Нет, стандарты — его, его «Георгик». Основанные на Лукреции и Гесиоде. В этом роде занятий, Флакк, нет больших секретов. Только маленькие и постыдные. В этом, я должен добавить, и состоит их прелесть. И маленький и постыдный секрет «Георгик» в том, что их автор в отличие от Лукреция — да и Гесиода — не имел всеобъемлющей философии. По крайней мере, он не был ни атомистом, ни эпикурейцем. В лучшем случае, я думаю, он надеялся, что общая сумма его строк даст в итоге некое мировоззрение, если он вообще об этом заботился. Ибо он был губкой, и притом меланхолической. Для него лучшим — если не единственным — способом понять мир было перечисление его содержимого, и если он что-то упустил в «Буколиках» и «Георгиках», то он наверстал это в своем эпосе. Он поистине был эпическим поэтом; эпическим реалистом, если угодно, поскольку в численном отношении сама реальность вполне эпична. Общим результатом воздействия его творений на мои мыслительные способности всегда было ощущение, что этот человек каталогизировал мир, и довольно дотошно. Говорит ли он о злаках или звездах, почвах или душах, делах и/или судьбах римлян, его крупные планы столь же ослепительны, сколь и непререкаемы; но таковы и сами вещи, дорогой Флакк, не правда ли? Нет, твой друг не был ни атомистом, ни эпикурейцем; не был он также и стоиком. Если он и верил в какой-нибудь закон, это был закон возрождения жизни, и пчелы его «Георгик»[466] ничуть не лучше душ, взятых на заметку для второго воплощения в «Энеиде».
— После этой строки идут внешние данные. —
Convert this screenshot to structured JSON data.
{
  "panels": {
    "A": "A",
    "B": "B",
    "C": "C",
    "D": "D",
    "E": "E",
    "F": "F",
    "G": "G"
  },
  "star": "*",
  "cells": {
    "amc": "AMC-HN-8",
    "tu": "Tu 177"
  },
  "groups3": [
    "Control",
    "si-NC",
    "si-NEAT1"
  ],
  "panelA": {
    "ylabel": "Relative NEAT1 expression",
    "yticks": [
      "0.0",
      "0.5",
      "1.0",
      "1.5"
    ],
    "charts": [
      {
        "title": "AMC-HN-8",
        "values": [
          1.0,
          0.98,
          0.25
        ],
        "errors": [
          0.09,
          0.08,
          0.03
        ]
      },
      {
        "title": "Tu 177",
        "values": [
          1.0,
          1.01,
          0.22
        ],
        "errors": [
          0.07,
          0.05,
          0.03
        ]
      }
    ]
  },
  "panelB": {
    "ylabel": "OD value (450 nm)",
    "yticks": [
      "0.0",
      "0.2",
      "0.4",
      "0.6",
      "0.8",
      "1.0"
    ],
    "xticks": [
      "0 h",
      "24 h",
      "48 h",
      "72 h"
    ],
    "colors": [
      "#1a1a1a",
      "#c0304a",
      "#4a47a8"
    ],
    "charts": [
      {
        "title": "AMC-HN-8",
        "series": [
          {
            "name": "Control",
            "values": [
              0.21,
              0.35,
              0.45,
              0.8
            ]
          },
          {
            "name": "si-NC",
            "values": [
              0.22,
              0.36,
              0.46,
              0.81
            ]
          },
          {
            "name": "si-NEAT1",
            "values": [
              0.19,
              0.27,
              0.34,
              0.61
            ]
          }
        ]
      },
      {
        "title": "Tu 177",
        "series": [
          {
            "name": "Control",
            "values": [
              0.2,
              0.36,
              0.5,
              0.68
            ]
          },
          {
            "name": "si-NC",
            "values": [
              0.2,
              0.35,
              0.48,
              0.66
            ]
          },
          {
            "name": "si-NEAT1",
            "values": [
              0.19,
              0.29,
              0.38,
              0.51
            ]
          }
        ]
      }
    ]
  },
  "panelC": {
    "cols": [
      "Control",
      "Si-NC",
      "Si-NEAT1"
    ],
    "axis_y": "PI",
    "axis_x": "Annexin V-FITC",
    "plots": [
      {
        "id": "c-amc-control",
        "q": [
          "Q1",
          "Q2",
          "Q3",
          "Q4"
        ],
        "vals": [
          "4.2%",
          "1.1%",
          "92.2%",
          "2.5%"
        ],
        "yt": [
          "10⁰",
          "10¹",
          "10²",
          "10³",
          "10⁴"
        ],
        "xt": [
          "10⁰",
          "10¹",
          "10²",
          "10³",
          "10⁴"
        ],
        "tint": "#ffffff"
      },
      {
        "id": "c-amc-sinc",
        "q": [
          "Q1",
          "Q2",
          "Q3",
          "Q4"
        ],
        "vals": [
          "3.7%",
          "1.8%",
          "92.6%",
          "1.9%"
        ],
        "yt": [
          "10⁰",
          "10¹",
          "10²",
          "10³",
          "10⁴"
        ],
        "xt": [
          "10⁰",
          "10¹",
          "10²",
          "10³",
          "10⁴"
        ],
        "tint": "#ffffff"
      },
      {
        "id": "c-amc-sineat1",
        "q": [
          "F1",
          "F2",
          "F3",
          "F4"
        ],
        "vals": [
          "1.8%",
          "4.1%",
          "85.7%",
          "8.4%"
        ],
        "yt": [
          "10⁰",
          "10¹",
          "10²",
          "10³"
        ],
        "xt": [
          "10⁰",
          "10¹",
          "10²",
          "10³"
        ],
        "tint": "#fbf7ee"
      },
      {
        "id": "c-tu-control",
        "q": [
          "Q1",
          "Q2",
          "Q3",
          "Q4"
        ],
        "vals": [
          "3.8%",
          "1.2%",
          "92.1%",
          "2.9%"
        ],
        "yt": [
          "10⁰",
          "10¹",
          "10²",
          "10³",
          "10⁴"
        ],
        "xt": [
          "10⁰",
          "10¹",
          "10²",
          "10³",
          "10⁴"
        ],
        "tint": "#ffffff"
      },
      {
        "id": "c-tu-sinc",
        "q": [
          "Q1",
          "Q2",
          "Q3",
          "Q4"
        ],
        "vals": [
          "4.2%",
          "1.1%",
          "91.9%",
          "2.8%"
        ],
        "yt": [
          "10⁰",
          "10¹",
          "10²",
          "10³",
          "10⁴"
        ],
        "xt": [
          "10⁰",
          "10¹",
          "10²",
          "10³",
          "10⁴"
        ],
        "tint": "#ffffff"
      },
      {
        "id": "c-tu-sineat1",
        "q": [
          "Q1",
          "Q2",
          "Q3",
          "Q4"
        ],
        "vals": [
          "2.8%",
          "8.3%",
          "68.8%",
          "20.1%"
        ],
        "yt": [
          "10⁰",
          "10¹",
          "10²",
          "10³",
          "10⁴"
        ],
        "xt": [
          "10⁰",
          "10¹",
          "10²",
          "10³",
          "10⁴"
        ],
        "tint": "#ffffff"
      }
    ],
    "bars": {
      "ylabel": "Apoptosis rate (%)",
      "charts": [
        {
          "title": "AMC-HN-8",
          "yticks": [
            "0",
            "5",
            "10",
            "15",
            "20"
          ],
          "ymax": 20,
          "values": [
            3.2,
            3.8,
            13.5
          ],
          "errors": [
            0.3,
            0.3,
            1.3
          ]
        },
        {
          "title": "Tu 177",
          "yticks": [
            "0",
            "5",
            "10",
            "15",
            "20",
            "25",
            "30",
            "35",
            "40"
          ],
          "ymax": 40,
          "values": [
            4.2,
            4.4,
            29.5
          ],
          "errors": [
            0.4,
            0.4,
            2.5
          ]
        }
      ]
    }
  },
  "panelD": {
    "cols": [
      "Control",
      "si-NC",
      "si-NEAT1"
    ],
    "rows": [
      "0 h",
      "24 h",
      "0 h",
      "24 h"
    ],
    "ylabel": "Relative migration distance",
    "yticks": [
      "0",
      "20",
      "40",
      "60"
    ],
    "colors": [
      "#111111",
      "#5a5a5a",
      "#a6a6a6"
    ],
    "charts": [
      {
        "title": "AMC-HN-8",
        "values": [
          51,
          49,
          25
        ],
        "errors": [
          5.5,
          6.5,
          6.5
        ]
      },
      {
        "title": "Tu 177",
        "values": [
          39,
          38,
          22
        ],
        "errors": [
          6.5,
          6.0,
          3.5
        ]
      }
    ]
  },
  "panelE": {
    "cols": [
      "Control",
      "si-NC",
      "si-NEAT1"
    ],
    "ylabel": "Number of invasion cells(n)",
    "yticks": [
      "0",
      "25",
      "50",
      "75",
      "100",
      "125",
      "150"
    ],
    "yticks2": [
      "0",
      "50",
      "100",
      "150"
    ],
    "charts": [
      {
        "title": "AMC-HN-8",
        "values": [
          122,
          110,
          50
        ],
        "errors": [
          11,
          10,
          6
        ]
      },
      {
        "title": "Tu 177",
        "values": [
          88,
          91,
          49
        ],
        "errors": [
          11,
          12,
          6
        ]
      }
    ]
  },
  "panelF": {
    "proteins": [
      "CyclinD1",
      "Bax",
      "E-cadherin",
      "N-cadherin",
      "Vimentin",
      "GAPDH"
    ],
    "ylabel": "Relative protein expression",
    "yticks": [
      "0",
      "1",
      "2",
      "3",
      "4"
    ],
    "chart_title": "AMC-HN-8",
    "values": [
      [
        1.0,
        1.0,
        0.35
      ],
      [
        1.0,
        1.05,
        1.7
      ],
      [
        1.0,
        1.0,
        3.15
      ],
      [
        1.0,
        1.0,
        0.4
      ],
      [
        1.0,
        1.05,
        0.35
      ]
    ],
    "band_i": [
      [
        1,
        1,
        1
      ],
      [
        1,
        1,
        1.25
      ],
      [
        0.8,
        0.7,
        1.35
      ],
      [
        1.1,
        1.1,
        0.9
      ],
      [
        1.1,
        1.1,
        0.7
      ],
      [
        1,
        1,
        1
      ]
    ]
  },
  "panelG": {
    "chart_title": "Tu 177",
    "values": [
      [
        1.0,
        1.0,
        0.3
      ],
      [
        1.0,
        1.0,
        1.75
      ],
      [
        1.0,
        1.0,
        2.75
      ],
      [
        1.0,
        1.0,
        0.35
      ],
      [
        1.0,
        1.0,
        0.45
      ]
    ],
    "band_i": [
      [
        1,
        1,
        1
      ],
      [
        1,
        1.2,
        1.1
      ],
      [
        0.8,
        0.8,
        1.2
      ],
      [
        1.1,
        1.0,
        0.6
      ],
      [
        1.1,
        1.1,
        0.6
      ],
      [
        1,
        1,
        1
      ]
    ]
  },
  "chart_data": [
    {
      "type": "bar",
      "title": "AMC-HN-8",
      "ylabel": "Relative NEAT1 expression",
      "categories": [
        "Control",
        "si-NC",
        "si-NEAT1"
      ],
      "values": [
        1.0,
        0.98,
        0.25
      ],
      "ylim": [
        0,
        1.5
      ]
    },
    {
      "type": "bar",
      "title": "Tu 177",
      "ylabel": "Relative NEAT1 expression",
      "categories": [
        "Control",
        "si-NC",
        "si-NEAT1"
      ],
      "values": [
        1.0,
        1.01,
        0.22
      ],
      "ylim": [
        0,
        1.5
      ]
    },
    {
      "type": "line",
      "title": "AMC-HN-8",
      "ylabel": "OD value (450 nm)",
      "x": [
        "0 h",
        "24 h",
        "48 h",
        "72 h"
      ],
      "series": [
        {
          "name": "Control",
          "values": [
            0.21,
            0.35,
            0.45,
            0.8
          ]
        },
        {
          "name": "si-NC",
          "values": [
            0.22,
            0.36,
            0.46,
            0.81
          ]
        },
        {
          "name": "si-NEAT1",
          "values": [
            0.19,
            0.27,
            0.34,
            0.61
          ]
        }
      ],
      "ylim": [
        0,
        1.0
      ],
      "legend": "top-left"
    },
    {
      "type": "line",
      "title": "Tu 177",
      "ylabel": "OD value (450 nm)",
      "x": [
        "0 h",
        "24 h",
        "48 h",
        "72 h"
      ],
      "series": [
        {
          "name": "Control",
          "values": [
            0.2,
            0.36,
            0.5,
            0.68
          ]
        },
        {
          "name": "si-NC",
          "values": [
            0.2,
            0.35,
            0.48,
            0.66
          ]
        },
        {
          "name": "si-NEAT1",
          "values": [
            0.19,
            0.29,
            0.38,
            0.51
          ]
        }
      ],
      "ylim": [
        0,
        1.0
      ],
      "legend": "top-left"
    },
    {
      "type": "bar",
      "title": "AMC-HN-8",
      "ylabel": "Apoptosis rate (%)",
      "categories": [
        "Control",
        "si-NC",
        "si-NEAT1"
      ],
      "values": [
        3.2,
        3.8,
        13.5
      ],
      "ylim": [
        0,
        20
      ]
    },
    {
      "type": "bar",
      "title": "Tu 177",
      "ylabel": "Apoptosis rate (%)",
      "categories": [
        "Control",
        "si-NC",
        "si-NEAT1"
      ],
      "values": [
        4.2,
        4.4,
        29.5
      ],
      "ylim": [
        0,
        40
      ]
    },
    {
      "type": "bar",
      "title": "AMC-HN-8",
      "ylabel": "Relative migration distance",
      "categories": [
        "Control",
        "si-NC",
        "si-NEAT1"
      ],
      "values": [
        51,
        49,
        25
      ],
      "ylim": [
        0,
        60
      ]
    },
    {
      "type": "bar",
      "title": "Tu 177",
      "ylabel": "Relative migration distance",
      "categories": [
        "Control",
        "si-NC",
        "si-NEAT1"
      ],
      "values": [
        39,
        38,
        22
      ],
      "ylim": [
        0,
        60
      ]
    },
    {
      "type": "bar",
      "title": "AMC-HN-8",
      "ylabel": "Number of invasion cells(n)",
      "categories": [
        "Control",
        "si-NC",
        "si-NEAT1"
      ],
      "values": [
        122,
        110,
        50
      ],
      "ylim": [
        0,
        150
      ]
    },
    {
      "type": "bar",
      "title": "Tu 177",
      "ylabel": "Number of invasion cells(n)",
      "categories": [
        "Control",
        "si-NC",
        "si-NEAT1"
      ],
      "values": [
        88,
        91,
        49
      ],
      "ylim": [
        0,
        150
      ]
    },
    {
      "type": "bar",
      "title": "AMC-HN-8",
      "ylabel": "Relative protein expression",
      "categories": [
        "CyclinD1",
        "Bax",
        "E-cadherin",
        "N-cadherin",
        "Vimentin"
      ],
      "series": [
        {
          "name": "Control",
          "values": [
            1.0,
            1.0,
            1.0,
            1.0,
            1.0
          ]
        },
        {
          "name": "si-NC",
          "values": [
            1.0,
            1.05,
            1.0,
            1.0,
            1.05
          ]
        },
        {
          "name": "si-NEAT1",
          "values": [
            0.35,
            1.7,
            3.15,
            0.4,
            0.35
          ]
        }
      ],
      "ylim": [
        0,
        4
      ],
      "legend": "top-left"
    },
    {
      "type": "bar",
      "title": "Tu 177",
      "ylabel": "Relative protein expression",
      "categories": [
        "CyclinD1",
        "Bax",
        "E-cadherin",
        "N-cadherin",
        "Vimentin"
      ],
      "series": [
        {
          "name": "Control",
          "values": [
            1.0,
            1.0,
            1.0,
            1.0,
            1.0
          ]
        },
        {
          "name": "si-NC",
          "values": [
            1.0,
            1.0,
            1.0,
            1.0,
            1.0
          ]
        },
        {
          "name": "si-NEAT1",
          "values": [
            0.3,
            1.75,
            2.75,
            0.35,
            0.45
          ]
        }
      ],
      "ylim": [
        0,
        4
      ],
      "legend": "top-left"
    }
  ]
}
Хотя, возможно, они лучше, и не столько потому, что не жужжат «Цезарь, Цезарь», сколько из-за совершенно отстраненной тональности «Георгик». Возможно, именно те давние дни, которые я провел, бродя по горам и пустыням Средней Азии, делают эту тональность весьма привлекательной. Тогда, я полагаю, именно безличность пейзажа, в котором я, как правило, оказывался, запечатлелась в подкорке. Теперь, спустя целую жизнь, я мог бы возложить ответственность за это пристрастие к монотонности на панораму человечества. Так или иначе в основе лежит смутная догадка, что отстранение есть исход многих сильных привязанностей. Или же нынешнее предпочтение нейтрального тона, столь типичного для дидактических жанров в ваше время. Или и то и другое, что еще более вероятно. И даже если безличное жужжание «Георгик» — не что иное, как стилизация Лукреция, — а я сильно это подозреваю, — оно все же приятно. Вследствие его подразумеваемой объективности и явного сходства с монотонным шумом дней и лет; со звуком, который издает время при своем течении. Само отсутствие сюжета, отсутствие персонажей в «Георгиках» отвечает, так сказать, взгляду самого времени на любую экзистенциальную ситуацию. Я даже помню, как сам я тогда думал, что, если бы время имело собственное перо и решило сочинить стихотворение, его строчки содержали бы листья, траву, землю, ветер, овец, лошадей, деревья, коров, пчел. Но не нас. Максимум наши души.
465
Под «скандалом между царем Адметом и его родителями на свадьбе» имеется в виду не соответствующий эпизод трагедии Еврипида «Алкеста» (Еврипид. Трагедии в 2-х томах. Т. I. С. 5–27), в которой смерть грозит Адмету не на свадебном пиру, а спустя многие годы счастливой супружеской жизни, а, вероятно, стихотворение Рильке «Алкестида», упоминаемое Бродским в эссе «Девяносто лет спустя» (см. прим. 387).
466
Посвящение IV книги «Георгик» Вергилия не имеющему серьезного значения в жизни италийского крестьянина пчеловодству объясняется тем, что пчелиный улей изображен там как миниатюрная модель государства (Собр. соч. С. 105–111). Ср. у Бродского в стихотворении «Сидя в тени» (III, 255–256).